The waitress turned her attention to Sherry who seemed irritated at the interruption.

“The same,” Sherry said tersely.

“Cream and sugar?” the waitress asked.

“Sure,” responded Tina.

“Black, no sugar,” added Sherry with distinct passive-aggression.

The waitress walked away, and Tina stared at her companion.

“Sweet enough, eh,” she said sarcastically. Sherry looked blankly at her. “So, how the hell are you, babe? You were in Europe, right?”

“Yeah, Berlin…Listen Tina, the fucking British set us up.” Tina’s face tightened. “Their guy set us up.”

“What guy?”

“A son-of-a-bitch called Joseph Miller; MI6 bastard,” said Sherry. “Just as you start to give the fuckers a chance…” Sherry’s anger flowed liberally.

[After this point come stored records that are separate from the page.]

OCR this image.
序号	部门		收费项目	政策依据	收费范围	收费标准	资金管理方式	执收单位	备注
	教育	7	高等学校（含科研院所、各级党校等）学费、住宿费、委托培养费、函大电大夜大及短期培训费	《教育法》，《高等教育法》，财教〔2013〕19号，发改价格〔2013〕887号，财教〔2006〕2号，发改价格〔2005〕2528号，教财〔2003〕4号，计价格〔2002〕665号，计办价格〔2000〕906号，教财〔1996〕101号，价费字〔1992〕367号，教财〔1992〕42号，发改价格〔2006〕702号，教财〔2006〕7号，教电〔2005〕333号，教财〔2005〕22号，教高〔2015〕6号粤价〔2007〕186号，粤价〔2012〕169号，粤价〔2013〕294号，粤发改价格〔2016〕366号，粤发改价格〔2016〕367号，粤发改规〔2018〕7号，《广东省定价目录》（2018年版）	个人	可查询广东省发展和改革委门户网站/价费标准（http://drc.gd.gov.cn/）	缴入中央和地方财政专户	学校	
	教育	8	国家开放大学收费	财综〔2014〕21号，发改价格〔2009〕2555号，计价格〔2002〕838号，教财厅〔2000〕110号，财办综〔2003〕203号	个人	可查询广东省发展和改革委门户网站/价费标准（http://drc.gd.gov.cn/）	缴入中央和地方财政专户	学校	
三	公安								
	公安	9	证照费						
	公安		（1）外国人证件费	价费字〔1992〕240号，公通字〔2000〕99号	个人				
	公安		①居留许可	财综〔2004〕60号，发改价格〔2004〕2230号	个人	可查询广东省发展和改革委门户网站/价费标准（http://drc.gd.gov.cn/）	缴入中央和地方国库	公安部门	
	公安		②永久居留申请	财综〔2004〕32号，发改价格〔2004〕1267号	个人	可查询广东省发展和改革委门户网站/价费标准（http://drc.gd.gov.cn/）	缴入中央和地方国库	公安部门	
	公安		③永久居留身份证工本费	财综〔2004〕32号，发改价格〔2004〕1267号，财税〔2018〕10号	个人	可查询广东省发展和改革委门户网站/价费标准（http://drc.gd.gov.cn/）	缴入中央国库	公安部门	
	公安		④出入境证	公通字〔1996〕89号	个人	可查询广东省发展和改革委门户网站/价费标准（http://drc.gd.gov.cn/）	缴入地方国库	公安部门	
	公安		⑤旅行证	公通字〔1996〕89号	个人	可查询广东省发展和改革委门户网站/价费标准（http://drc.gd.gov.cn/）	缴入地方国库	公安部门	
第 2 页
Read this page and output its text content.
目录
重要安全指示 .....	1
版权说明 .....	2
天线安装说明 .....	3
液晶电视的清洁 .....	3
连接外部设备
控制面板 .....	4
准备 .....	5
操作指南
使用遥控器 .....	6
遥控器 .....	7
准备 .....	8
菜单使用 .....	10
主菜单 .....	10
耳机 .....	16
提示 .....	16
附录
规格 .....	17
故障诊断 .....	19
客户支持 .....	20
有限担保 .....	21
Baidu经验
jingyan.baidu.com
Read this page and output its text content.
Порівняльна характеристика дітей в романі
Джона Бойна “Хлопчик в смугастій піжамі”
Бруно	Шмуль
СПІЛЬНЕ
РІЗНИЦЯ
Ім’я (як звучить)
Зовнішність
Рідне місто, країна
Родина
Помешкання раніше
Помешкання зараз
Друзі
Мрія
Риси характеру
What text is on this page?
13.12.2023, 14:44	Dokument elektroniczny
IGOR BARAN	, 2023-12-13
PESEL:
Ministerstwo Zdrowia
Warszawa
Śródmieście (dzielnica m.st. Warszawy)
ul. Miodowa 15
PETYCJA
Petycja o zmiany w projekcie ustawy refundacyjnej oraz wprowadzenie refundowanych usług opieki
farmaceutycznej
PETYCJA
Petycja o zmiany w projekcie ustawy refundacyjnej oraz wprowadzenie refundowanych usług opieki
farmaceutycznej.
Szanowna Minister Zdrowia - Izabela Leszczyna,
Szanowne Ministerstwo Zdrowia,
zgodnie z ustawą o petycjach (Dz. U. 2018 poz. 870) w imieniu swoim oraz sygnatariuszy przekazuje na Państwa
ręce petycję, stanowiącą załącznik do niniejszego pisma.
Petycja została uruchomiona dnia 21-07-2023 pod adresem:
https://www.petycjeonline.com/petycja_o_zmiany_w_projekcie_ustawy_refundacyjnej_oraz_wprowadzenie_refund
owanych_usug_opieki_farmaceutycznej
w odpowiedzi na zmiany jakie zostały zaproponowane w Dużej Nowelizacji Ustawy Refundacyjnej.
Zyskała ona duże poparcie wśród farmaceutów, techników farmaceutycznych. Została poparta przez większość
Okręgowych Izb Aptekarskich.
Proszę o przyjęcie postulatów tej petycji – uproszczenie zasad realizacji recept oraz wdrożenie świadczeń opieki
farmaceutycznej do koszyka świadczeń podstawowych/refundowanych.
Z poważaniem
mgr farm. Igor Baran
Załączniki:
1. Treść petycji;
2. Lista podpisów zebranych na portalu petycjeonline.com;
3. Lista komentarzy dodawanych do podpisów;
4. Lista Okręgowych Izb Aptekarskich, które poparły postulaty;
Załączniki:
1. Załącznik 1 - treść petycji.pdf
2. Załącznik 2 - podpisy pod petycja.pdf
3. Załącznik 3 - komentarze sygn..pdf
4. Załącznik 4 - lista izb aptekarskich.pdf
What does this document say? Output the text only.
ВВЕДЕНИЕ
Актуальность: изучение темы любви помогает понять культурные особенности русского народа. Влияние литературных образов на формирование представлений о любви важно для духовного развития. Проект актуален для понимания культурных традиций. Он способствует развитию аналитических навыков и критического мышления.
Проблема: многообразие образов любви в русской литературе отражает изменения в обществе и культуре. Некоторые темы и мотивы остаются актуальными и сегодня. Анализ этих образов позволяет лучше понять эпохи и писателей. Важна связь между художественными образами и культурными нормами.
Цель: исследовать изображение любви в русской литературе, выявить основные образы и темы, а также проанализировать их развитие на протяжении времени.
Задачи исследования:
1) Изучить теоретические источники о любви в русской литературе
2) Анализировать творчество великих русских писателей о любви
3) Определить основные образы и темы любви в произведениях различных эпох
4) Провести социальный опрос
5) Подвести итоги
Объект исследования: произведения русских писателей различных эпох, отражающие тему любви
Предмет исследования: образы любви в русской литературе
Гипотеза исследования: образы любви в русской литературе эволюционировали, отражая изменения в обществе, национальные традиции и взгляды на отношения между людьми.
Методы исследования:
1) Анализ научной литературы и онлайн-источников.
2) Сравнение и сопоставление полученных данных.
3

“Sherry?” Tina paused, “were you involved with this guy?”

Involved?” Sherry shook her head. “No, we were on a joint mission together; to retrieve a NATO artefact from the Russians, but Miller must have tipped them off or something. They were waiting for us.”

“Are you sure they were tipped off?”

Sherry’s nostrils flared, and her jaw clenched.

“Coffee,” said the waitress appearing beside the two women, “cream and sugar for you, and black no sugar for you.” There was no response. “Can I get you anything else, ladies?”

Tina shook her head from her temporary trance.

“No, thank you. That’s fine for now.”

“Well, if y’need anything, just holla.”

The waitress meandered away, and Tina turned back to Sherry.

“Are you sure?”

“All my men are dead,” said Sherry, “is that certain enough?”


“Yeah…shit!” Sherry echoed. “Four good men. I tell you Tina, I’m gonna get that bastard.”

“This guy…Miller?”

Sherry had drifted off into a world of her own.

“Yeah, I’m gonna get him,” Sherry whispered.

“Aren’t there channels that you can go through?” said Tina. “I mean, if the British set you up…What did Castle say?”

“Castle! I don’t trust him. He’s not telling me the whole story. There’s something going on, and I think Miller is behind it.”

“You’ve really got it in for this Miller guy, haven’t you?”

Sherry tapped her left leg.

“I took a bullet.”

“Fuck, babe! Are you okay?” Tina asked.

“Physically, yeah.”

“Sherry?” Tina said leaning across the table and closer to her friend, “Castle’s not the only one not coming clean, is he?”

Sherry smiled and squeezed Tina’s hand.

“If I told you the whole story, I’d have to kill you.”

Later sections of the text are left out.